The entertainment venue of the future has arrived.
On September 29th, the iconic Irish rock band U2 played the debut concert of not a new theater, concert hall, or stadium – but a sphere.
After five years of planning and construction after the Madison Square Garden Company’s initial announcement, the ground-breaking and mind-boggling Sphere officially opened in Las Vegas, and people are losing their minds over it.
This $2.3 billion dollar, 336 foot tall, 516 foot wide building is now the largest spherical building in the world. Seating – which wraps around two-thirds of the sphere, holds 18,600 people with 20,000 including standing room, giving it the capacity of a large indoor arena.

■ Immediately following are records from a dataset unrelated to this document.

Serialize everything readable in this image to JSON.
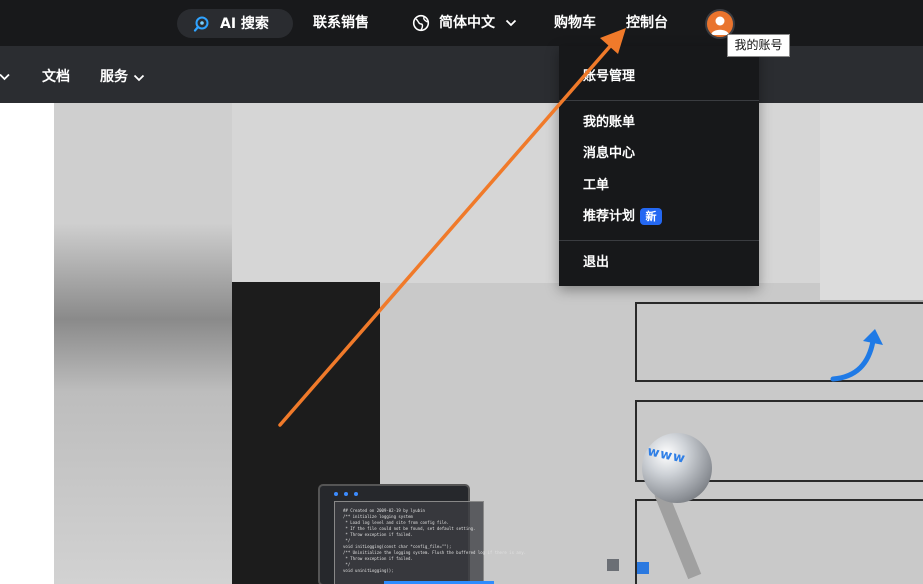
{
  "topbar": {
    "ai_search_label": "AI 搜索",
    "contact_sales_label": "联系销售",
    "language_label": "简体中文",
    "cart_label": "购物车",
    "console_label": "控制台"
  },
  "subnav": {
    "docs_label": "文档",
    "services_label": "服务"
  },
  "account_menu": {
    "items": [
      {
        "label": "账号管理"
      },
      {
        "label": "我的账单"
      },
      {
        "label": "消息中心"
      },
      {
        "label": "工单"
      },
      {
        "label": "推荐计划",
        "badge": "新"
      },
      {
        "label": "退出"
      }
    ]
  },
  "tooltip": {
    "text": "我的账号"
  },
  "hero": {
    "code_lines": "## Created on 2009-02-19 by lyubin\n/** initialize logging system\n * Load log level and site from config file.\n * If the file could not be found, set default setting.\n * Throw exception if failed.\n */\nvoid initLogging(const char *config_file=\"\");\n/** Uninitialize the logging system. Flush the buffered log if there is any.\n * Throw exception if failed.\n */\nvoid uninitLogging();",
    "globe_text": "www"
  },
  "colors": {
    "topbar_bg": "#18191b",
    "subbar_bg": "#2b2d31",
    "menu_bg": "#17181a",
    "badge_blue": "#2468f2",
    "annotation_orange": "#f07a2a",
    "avatar_orange": "#e9742e"
  },
  "icons": {
    "ai_search": "ai-search-icon",
    "language": "globe-icon",
    "avatar": "user-avatar-icon"
  }
}
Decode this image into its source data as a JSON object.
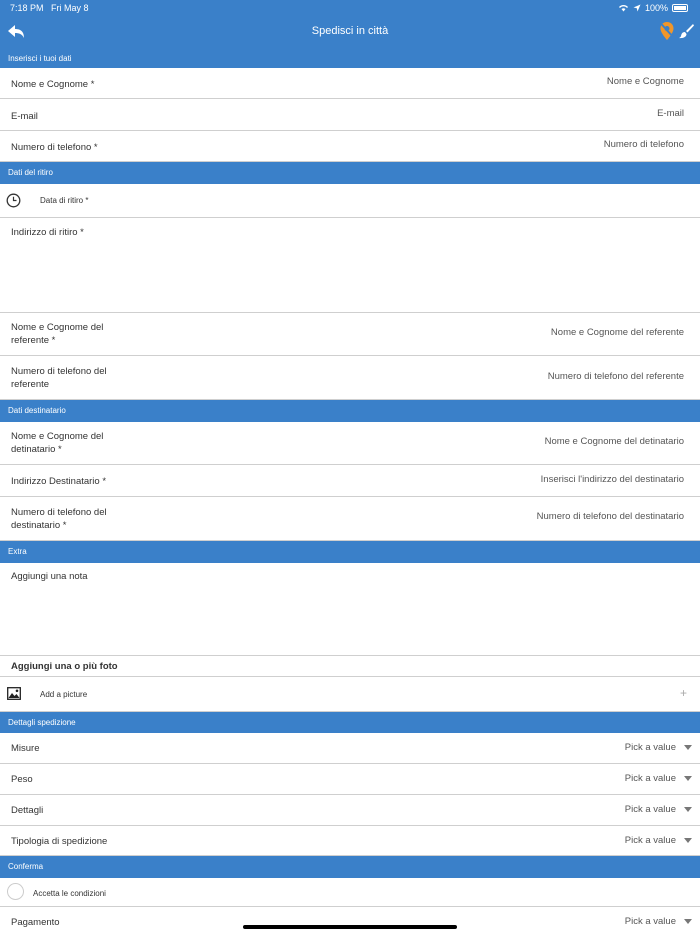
{
  "status_bar": {
    "time": "7:18 PM",
    "date": "Fri May 8",
    "battery": "100%"
  },
  "nav": {
    "title": "Spedisci in città",
    "back_icon": "back-arrow-icon",
    "pin_icon": "location-off-icon",
    "brush_icon": "brush-icon"
  },
  "sections": {
    "user": "Inserisci i tuoi dati",
    "pickup": "Dati del ritiro",
    "recipient": "Dati destinatario",
    "extra": "Extra",
    "shipment": "Dettagli spedizione",
    "confirm": "Conferma"
  },
  "user": {
    "name_label": "Nome e Cognome *",
    "name_placeholder": "Nome e Cognome",
    "email_label": "E-mail",
    "email_placeholder": "E-mail",
    "phone_label": "Numero di telefono *",
    "phone_placeholder": "Numero di telefono"
  },
  "pickup": {
    "date_label": "Data di ritiro *",
    "address_label": "Indirizzo di ritiro *",
    "ref_name_label": "Nome e Cognome del referente *",
    "ref_name_placeholder": "Nome e Cognome del referente",
    "ref_phone_label": "Numero di telefono del referente",
    "ref_phone_placeholder": "Numero di telefono del referente"
  },
  "recipient": {
    "name_label": "Nome e Cognome del detinatario *",
    "name_placeholder": "Nome e Cognome del detinatario",
    "address_label": "Indirizzo Destinatario *",
    "address_placeholder": "Inserisci l'indirizzo del destinatario",
    "phone_label": "Numero di telefono del destinatario *",
    "phone_placeholder": "Numero di telefono del destinatario"
  },
  "extra": {
    "note_label": "Aggiungi una nota",
    "photos_header": "Aggiungi una o più foto",
    "add_picture": "Add a picture",
    "plus": "+"
  },
  "shipment": {
    "pick_value": "Pick a value",
    "fields": [
      "Misure",
      "Peso",
      "Dettagli",
      "Tipologia di spedizione"
    ]
  },
  "confirm": {
    "accept_label": "Accetta le condizioni",
    "payment_label": "Pagamento"
  },
  "colors": {
    "accent": "#3a80c9"
  }
}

It has nine total levels including an 80,000 square foot basement with a VIP club, there’s 23 private suites, and the interior dons a 16K resolution wraparound LED screen which is 160,000 square feet in total size, making it the largest and highest-resolution LED screen in the world. The exterior of the Sphere has 580,000 square feet of LED display.
The building also contains a spacial audio system with speakers installed behind the LED panels (a total of 167,000 of them to be exact), and can also deliver sound through the floor boards, and enables 4D features such as scent and wind.

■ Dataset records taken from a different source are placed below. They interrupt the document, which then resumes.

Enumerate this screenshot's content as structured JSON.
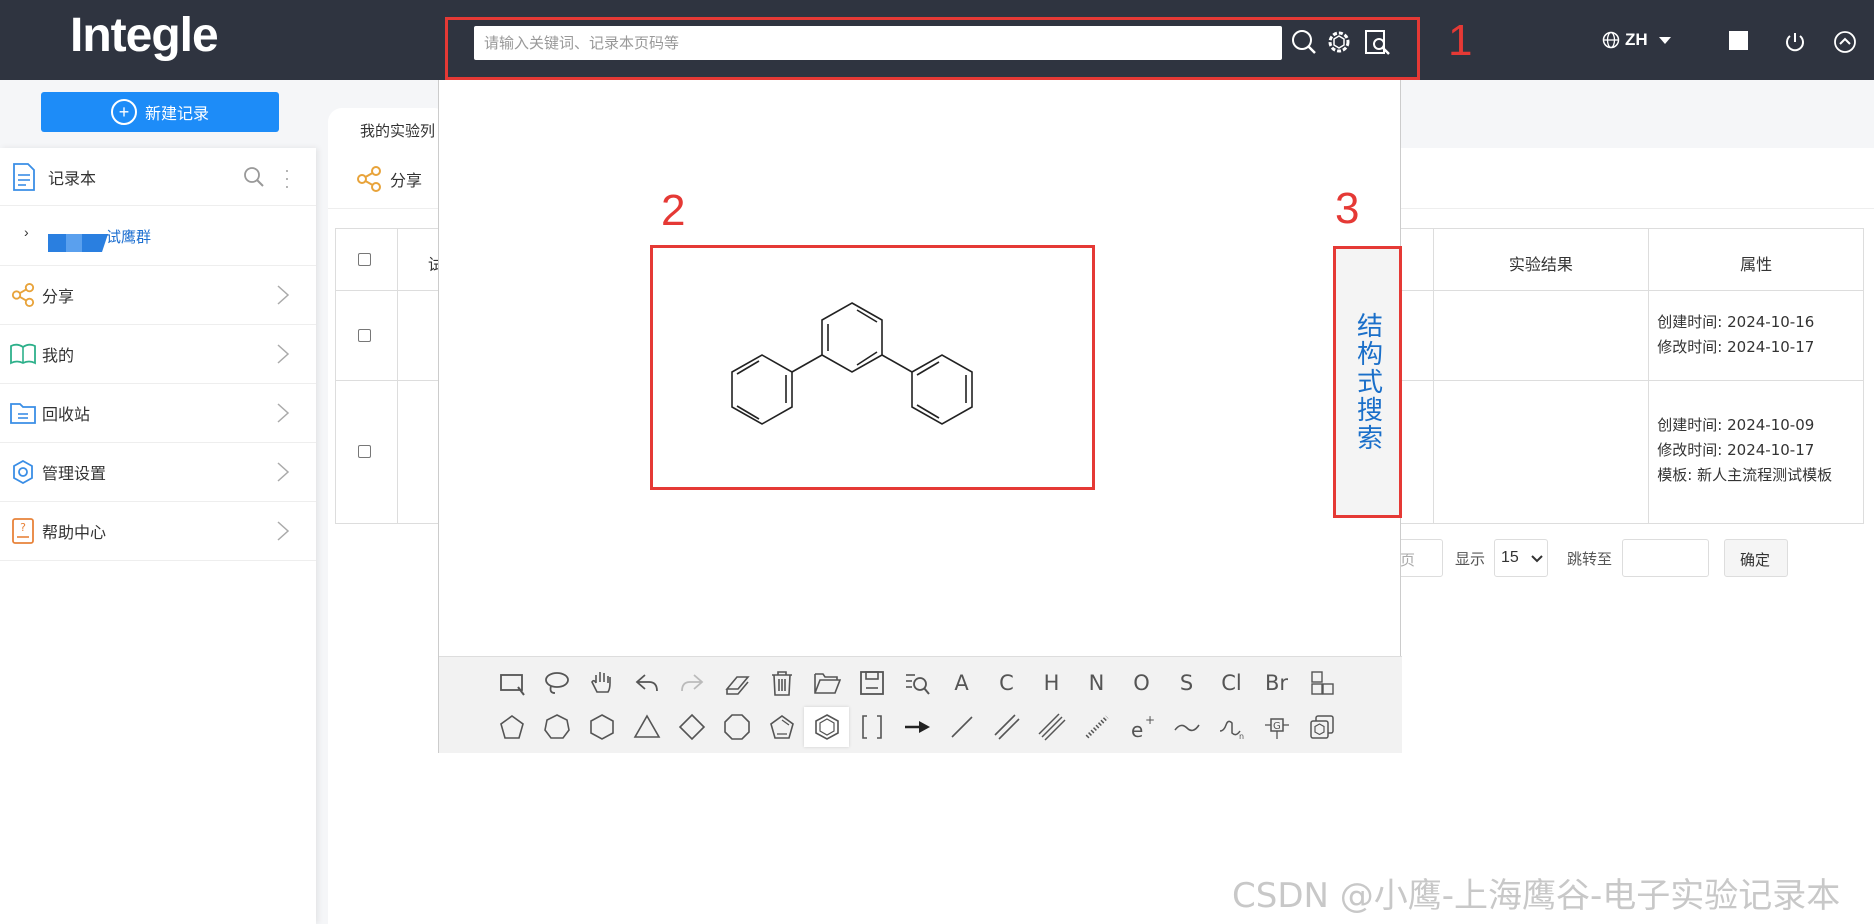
{
  "app": {
    "logo": "Integle"
  },
  "topbar": {
    "search_placeholder": "请输入关键词、记录本页码等",
    "lang": "ZH"
  },
  "annotations": {
    "n1": "1",
    "n2": "2",
    "n3": "3"
  },
  "sidebar": {
    "new_record": "新建记录",
    "notebook_title": "记录本",
    "group_label": "试鹰群",
    "items": [
      {
        "label": "分享",
        "icon": "share-icon"
      },
      {
        "label": "我的",
        "icon": "book-icon"
      },
      {
        "label": "回收站",
        "icon": "folder-icon"
      },
      {
        "label": "管理设置",
        "icon": "gear-icon"
      },
      {
        "label": "帮助中心",
        "icon": "help-icon"
      }
    ]
  },
  "main": {
    "tab": "我的实验列",
    "share": "分享",
    "table": {
      "headers": [
        "试",
        "实验结果",
        "属性"
      ],
      "rows": [
        {
          "prop1": "创建时间: 2024-10-16",
          "prop2": "修改时间: 2024-10-17",
          "prop3": ""
        },
        {
          "prop1": "创建时间: 2024-10-09",
          "prop2": "修改时间: 2024-10-17",
          "prop3": "模板: 新人主流程测试模板"
        }
      ]
    },
    "pagination": {
      "page_suffix": "页",
      "show_label": "显示",
      "page_size": "15",
      "jump_label": "跳转至",
      "confirm": "确定"
    }
  },
  "structure_search": {
    "side_label": "结构式搜索",
    "toolbar_atoms": [
      "A",
      "C",
      "H",
      "N",
      "O",
      "S",
      "Cl",
      "Br"
    ]
  },
  "watermark": "CSDN @小鹰-上海鹰谷-电子实验记录本"
}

To make a long story short – this place is nuts and the pandemonium is warranted.
With fan videos going around on Twitter, TikTok, and other social medias of the U2 concert – in all honesty, you need to see it to believe it, because words can’t do it justice.
Immersive, mind-blowing, and insane are all words used to describe the power and potential of the experience that is the Sphere – and the best seats in the house for the debut concert were only ranging from $400 – $500, paling in comparison to the outrageous prices of Taylor Swift’s Eras Tour.
Futuristic is an understatement – who would you like to see at the Sphere?